So viel ist sicher: Rob Bell argumentiert bewegend und überzeugend. Und viele scheinbare innerbiblische Spannungen lösen sich mit seinem Ansatz auf. Jeder wird sich sein eigenes Urteil bilden müssen über den Inhalt, den von Rob Bell vorgeschlagenen Entwurf von Evangelium, über die Frage nach dem Himmel, der Hölle und dem Schicksal jedes Menschen, der je gelebt hat. Im besten Falle wird eine neue, offene Diskussion angestoßen, in der es keine Fragen gibt, die man nicht stellen darf.
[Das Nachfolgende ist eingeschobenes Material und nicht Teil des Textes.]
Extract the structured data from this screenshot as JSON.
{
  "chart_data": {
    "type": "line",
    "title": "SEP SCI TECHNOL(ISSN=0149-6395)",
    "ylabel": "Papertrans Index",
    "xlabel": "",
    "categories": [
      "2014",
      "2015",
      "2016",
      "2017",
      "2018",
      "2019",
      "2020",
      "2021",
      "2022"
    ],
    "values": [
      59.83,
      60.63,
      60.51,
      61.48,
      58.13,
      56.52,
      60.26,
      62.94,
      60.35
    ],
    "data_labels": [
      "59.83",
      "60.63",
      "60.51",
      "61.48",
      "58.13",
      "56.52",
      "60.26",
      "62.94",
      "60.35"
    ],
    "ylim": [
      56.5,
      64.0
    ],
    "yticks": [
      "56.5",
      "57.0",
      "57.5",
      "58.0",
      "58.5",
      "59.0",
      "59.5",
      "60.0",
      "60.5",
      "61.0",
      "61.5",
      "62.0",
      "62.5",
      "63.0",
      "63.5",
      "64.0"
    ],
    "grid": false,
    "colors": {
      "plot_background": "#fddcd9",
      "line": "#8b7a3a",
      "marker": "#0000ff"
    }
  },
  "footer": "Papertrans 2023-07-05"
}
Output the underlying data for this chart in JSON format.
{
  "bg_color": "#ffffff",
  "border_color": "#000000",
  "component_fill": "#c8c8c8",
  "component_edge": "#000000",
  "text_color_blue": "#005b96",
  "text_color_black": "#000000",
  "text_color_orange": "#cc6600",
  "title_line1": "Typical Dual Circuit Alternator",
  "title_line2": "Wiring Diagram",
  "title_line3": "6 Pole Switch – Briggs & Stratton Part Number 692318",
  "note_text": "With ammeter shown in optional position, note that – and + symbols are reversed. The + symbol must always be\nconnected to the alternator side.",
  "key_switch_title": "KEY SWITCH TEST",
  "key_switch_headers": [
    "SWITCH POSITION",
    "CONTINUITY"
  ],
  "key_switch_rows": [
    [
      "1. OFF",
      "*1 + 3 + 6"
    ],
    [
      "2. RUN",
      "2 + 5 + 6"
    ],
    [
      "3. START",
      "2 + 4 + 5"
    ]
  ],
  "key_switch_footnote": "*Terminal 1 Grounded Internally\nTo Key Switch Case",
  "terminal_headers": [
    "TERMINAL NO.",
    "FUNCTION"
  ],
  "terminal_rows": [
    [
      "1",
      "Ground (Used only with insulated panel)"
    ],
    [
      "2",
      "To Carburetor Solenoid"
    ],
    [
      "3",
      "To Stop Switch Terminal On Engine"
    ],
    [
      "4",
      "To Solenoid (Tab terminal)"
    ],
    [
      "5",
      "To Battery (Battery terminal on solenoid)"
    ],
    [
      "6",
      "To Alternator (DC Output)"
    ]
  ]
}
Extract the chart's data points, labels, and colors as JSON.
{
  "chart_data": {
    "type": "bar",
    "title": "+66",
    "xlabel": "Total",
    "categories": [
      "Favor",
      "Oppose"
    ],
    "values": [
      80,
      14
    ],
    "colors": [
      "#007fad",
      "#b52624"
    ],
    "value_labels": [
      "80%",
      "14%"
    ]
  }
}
Rob Bell – ein Allversöhner?

Rob Bell wird seit dem Erscheinen des Promovideos bei jedem Interview gefragt, ob man ihn nun in die Kategorie der „Allversöhnung“ einordnen solle. Nach der Lektüre des Buches würde ich sagen: Nein, man sollte ihn nicht dort einordnen, weil solche Schlagworte nur dazu dienen, Feindbilder aufzubauen. Und es würde Rob Bell auch nicht gerecht. All die Gedanken in „Love wins“ sind nicht neu, wie Rob Bell auch ganz zu Anfang betont. Aber die Art, sie zu betrachten, ist neu und die Fragen, die er stellt, sind wichtig, weil es die Fragen sind, die sich fast alle Menschen stellen, denen wir die heute vor allem in evangelikalen Kreisen übliche Lesart der Frohen Botschaft erzählen. Wenn wir keine wirklich überzeugenden Antworten darauf haben, müssen wir schwer daran arbeiten, eben solche zu finden.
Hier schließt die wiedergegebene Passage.